ESG products and practice

Green bonds and labelled debt

3 min

A green bond is an ordinary bond — a loan to a company or government that pays interest — with one extra promise: the proceeds are earmarked for environmentally beneficial projects, such as renewable energy, clean transport, or water treatment.

How they work

Mechanically a green bond behaves like any other bond: a face value, a coupon, a maturity, and credit risk tied to the issuer. The difference is the use of proceeds and the reporting obligation that comes with it. Issuers typically align with voluntary standards like the Green Bond Principles and may obtain an independent "second-party opinion" to verify the green claim.

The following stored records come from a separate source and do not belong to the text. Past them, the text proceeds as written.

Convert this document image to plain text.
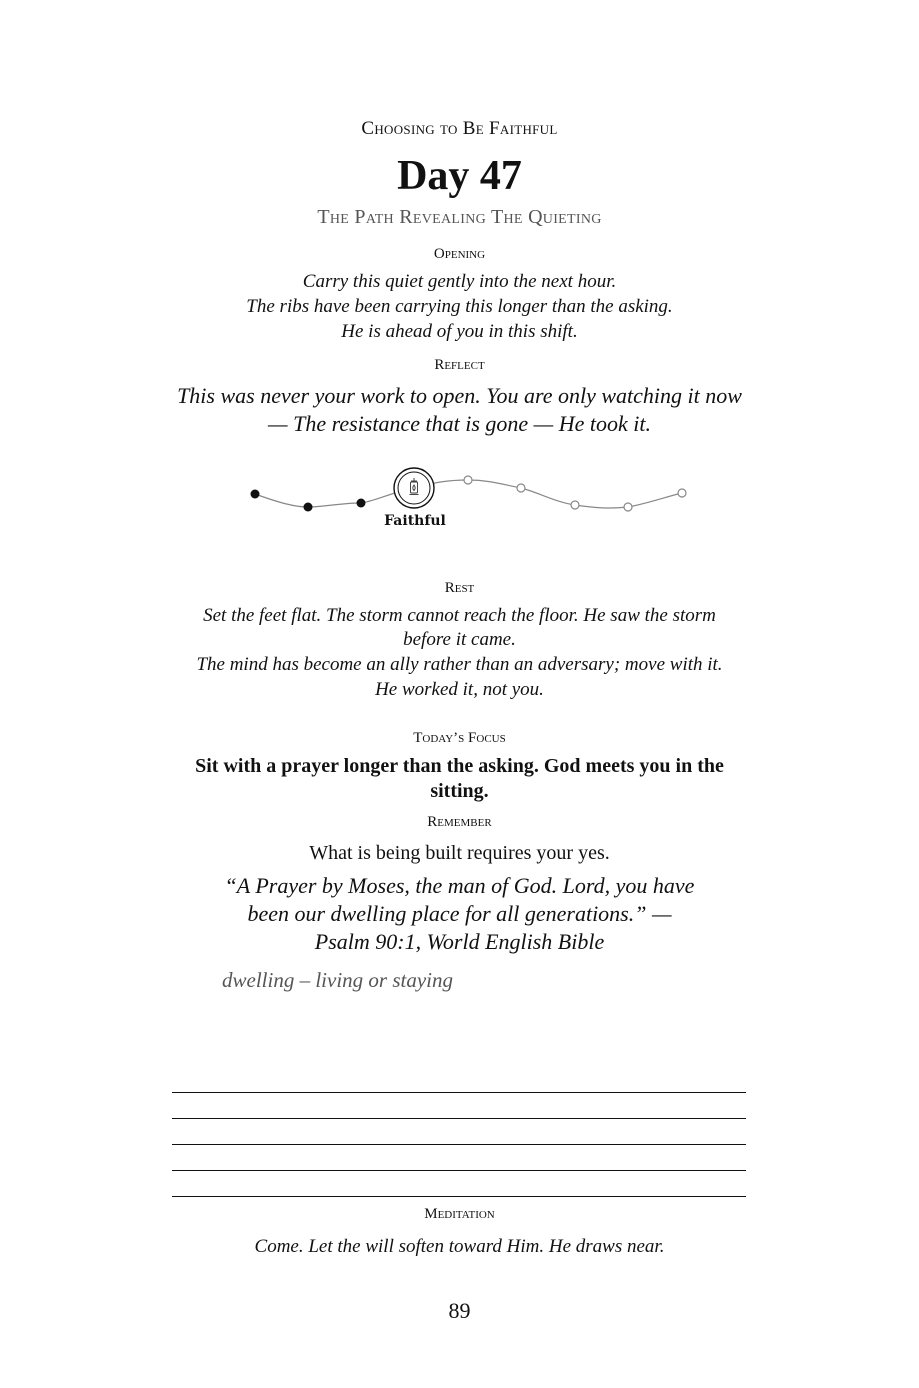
Choosing to Be Faithful
Day 47
The Path Revealing The Quieting
Opening
Carry this quiet gently into the next hour.
The ribs have been carrying this longer than the asking.
He is ahead of you in this shift.
Reflect
This was never your work to open. You are only watching it now
— The resistance that is gone — He took it.
Faithful
Rest
Set the feet flat. The storm cannot reach the floor. He saw the storm
before it came.
The mind has become an ally rather than an adversary; move with it.
He worked it, not you.
Today’s Focus
Sit with a prayer longer than the asking. God meets you in the
sitting.
Remember
What is being built requires your yes.
“A Prayer by Moses, the man of God. Lord, you have
been our dwelling place for all generations.” —
Psalm 90:1, World English Bible
dwelling – living or staying
Meditation
Come. Let the will soften toward Him. He draws near.
89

The wider family of labelled debt

Green bonds are the best-known of a growing family:

  • Social bonds — fund social projects (affordable housing, healthcare, education).
  • Sustainability bonds — a mix of green and social.
  • Sustainability-linked bonds (SLBs) — different in design: proceeds can be used for anything, but the coupon rises if the issuer misses sustainability targets (for example, an emissions-reduction goal). The incentive is built into the interest rate.

The catch

The "green" label is largely self-declared and voluntary, so green bonds are a prime target for greenwashing. Verify the standard followed, whether there is independent review, and whether the issuer actually reports on where the money went. A label is a starting point for due diligence, not a guarantee.